Rotator cuff tears can be grouped into either posterosuperior tears or anterosuperior tears [24]. Posterosuperior tears involve disruption of the supraspinatus and infraspinatus tendons, and sometimes extend into the teres minor. On the other hand, anterosuperior tears involve tears of the supraspinatus and the subscapularis tendons. When rotator cuff tears involve the posterosuperior tendons, the deltoid and remaining intact muscle tendons must exert increasing forces to the achieve stable abduction [25]. If the axial force couple is disrupted, superior migration of the humeral head is common [22]. The increase in forces exerted by the remaining rotator cuff tendons can contribute to tear propagation and extension. In addition, the loss of glenohumeral stability leads to eccentrically applied loads to the glenoid and abnormal wear patterns may develop and contribute to arthritic changes in the shoulder. The rationale behind surgical intervention is to restore the force couples of the rotator cuff, thereby improving shoulder function and preventing further arthritic changes.

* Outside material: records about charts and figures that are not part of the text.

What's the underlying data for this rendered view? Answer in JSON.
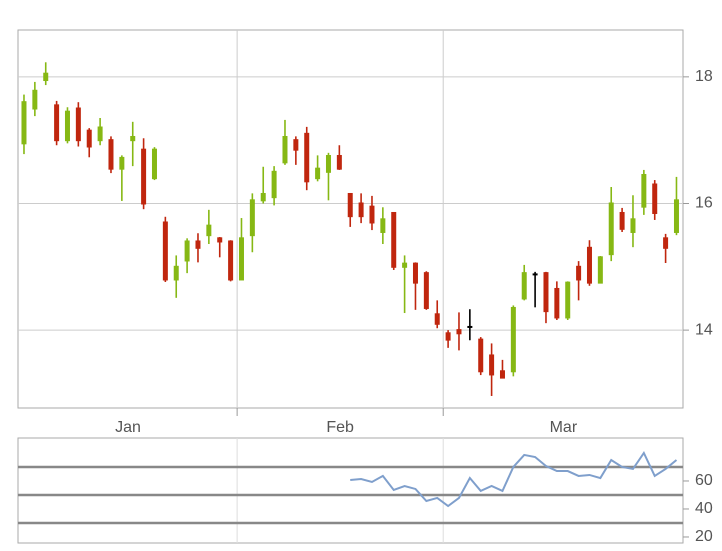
{
  "chart_data": [
    {
      "type": "candlestick",
      "categories": [
        null,
        null,
        null,
        null,
        null,
        null,
        null,
        null,
        null,
        null,
        null,
        null,
        null,
        null,
        null,
        null,
        null,
        null,
        null,
        null,
        null,
        null,
        null,
        null,
        null,
        null,
        null,
        null,
        null,
        null,
        null,
        null,
        null,
        null,
        null,
        null,
        null,
        null,
        null,
        null,
        null,
        null,
        null,
        null,
        null,
        null,
        null,
        null,
        null,
        null,
        null,
        null,
        null,
        null,
        null,
        null,
        null,
        null,
        null,
        null,
        null
      ],
      "open": [
        16.95,
        17.5,
        17.95,
        17.55,
        17.0,
        17.5,
        17.15,
        17.0,
        17.0,
        16.55,
        17.0,
        16.85,
        16.4,
        15.7,
        14.8,
        15.1,
        15.4,
        15.5,
        15.45,
        15.4,
        14.8,
        15.5,
        16.05,
        16.1,
        16.65,
        17.0,
        17.1,
        16.4,
        16.5,
        16.75,
        16.15,
        16.0,
        15.95,
        15.55,
        15.85,
        15.0,
        15.05,
        14.9,
        14.25,
        13.95,
        14.0,
        14.05,
        13.85,
        13.6,
        13.35,
        13.35,
        14.5,
        14.88,
        14.9,
        14.65,
        14.2,
        15.0,
        15.3,
        14.75,
        15.2,
        15.85,
        15.55,
        15.95,
        16.3,
        15.45,
        15.55
      ],
      "high": [
        17.72,
        17.92,
        18.23,
        17.62,
        17.52,
        17.6,
        17.19,
        17.35,
        17.06,
        16.76,
        17.29,
        17.03,
        16.89,
        15.79,
        15.18,
        15.45,
        15.53,
        15.9,
        15.47,
        15.42,
        15.77,
        16.16,
        16.58,
        16.59,
        17.32,
        17.06,
        17.21,
        16.76,
        16.8,
        16.92,
        16.16,
        16.16,
        16.12,
        15.94,
        15.86,
        15.18,
        15.07,
        14.93,
        14.47,
        14.0,
        14.28,
        14.33,
        13.89,
        13.79,
        13.53,
        14.39,
        15.03,
        14.92,
        14.92,
        14.77,
        14.77,
        15.09,
        15.42,
        15.17,
        16.26,
        15.93,
        16.13,
        16.53,
        16.37,
        15.52,
        16.42
      ],
      "low": [
        16.78,
        17.38,
        17.87,
        16.92,
        16.95,
        16.9,
        16.73,
        16.92,
        16.48,
        16.04,
        16.59,
        15.91,
        16.37,
        14.76,
        14.51,
        14.9,
        15.07,
        15.36,
        15.15,
        14.77,
        14.79,
        15.23,
        16.0,
        15.97,
        16.61,
        16.61,
        16.21,
        16.35,
        16.05,
        16.53,
        15.63,
        15.69,
        15.58,
        15.36,
        14.95,
        14.27,
        14.32,
        14.32,
        14.03,
        13.72,
        13.68,
        13.84,
        13.29,
        12.96,
        13.24,
        13.27,
        14.47,
        14.36,
        14.11,
        14.16,
        14.16,
        14.47,
        14.7,
        14.74,
        15.09,
        15.55,
        15.31,
        15.82,
        15.74,
        15.06,
        15.5
      ],
      "close": [
        17.6,
        17.78,
        18.05,
        17.0,
        17.45,
        17.0,
        16.9,
        17.2,
        16.55,
        16.72,
        17.05,
        16.0,
        16.85,
        14.8,
        15.0,
        15.4,
        15.3,
        15.65,
        15.4,
        14.8,
        15.45,
        16.05,
        16.15,
        16.5,
        17.05,
        16.85,
        16.35,
        16.55,
        16.75,
        16.55,
        15.8,
        15.8,
        15.7,
        15.75,
        15.0,
        15.05,
        14.75,
        14.35,
        14.1,
        13.85,
        13.95,
        14.05,
        13.35,
        13.3,
        13.25,
        14.35,
        14.9,
        14.88,
        14.3,
        14.2,
        14.75,
        14.8,
        14.75,
        15.15,
        16.0,
        15.6,
        15.75,
        16.45,
        15.85,
        15.3,
        16.05
      ],
      "up_color": "#86b814",
      "down_color": "#c0260e",
      "flat_color": "#000000",
      "xlim": [
        -0.55,
        60.6
      ],
      "xticks": [
        {
          "value": 9.57,
          "label": "Jan"
        },
        {
          "value": 29.07,
          "label": "Feb"
        },
        {
          "value": 49.6,
          "label": "Mar"
        }
      ],
      "xgrid": [
        19.6,
        38.55
      ],
      "ylim": [
        12.77,
        18.74
      ],
      "yticks": [
        14,
        16,
        18
      ],
      "grid": true
    },
    {
      "type": "line",
      "values": [
        null,
        null,
        null,
        null,
        null,
        null,
        null,
        null,
        null,
        null,
        null,
        null,
        null,
        null,
        null,
        null,
        null,
        null,
        null,
        null,
        null,
        null,
        null,
        null,
        null,
        null,
        null,
        null,
        null,
        null,
        60.7,
        61.4,
        59.3,
        63.6,
        53.6,
        56.4,
        54.3,
        45.7,
        47.9,
        42.1,
        47.9,
        62.1,
        52.9,
        56.4,
        52.9,
        70,
        78.6,
        77.1,
        70.7,
        67.1,
        67.1,
        63.6,
        64.3,
        62.1,
        75,
        70,
        68.6,
        80,
        63.6,
        68.6,
        75
      ],
      "color": "#7f9fcc",
      "xlim": [
        -0.55,
        60.6
      ],
      "xgrid": [
        19.6,
        38.55
      ],
      "ylim": [
        15.7,
        90.7
      ],
      "yticks": [
        20,
        40,
        60
      ],
      "hlines": [
        30,
        50,
        70
      ]
    }
  ]
}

Pain can be caused by a variety of factors such as tendinopathy, superior migration, and long head biceps tendon instability. Inflammation of any of the rotator cuff tendons can be a source of shoulder pain, often requiring steroid injections or plasma rich protein (PRP) injections [26]. Superior migration occurs when at least two of the rotator cuff tendons are torn, allowing the humeral head to migrate superiorly often producing pain [27]. Finally, biceps instability is another cause of shoulder pain requiring surgical management. A systematic review by Creech et al. concluded that long head of the biceps pain was a common indication for biceps tenodesis [28].
PHYSICAL EXAMINATION
Physical examination is a pivotal component in assessing patients presenting with potential rotator cuff pathology. The shoulder examination can be helpful in refining the initial differential diagnoses from the patient history. While no one physical examination maneuver is completely accurate, in combination, multiple maneuvers increase in sensitivity and specificity.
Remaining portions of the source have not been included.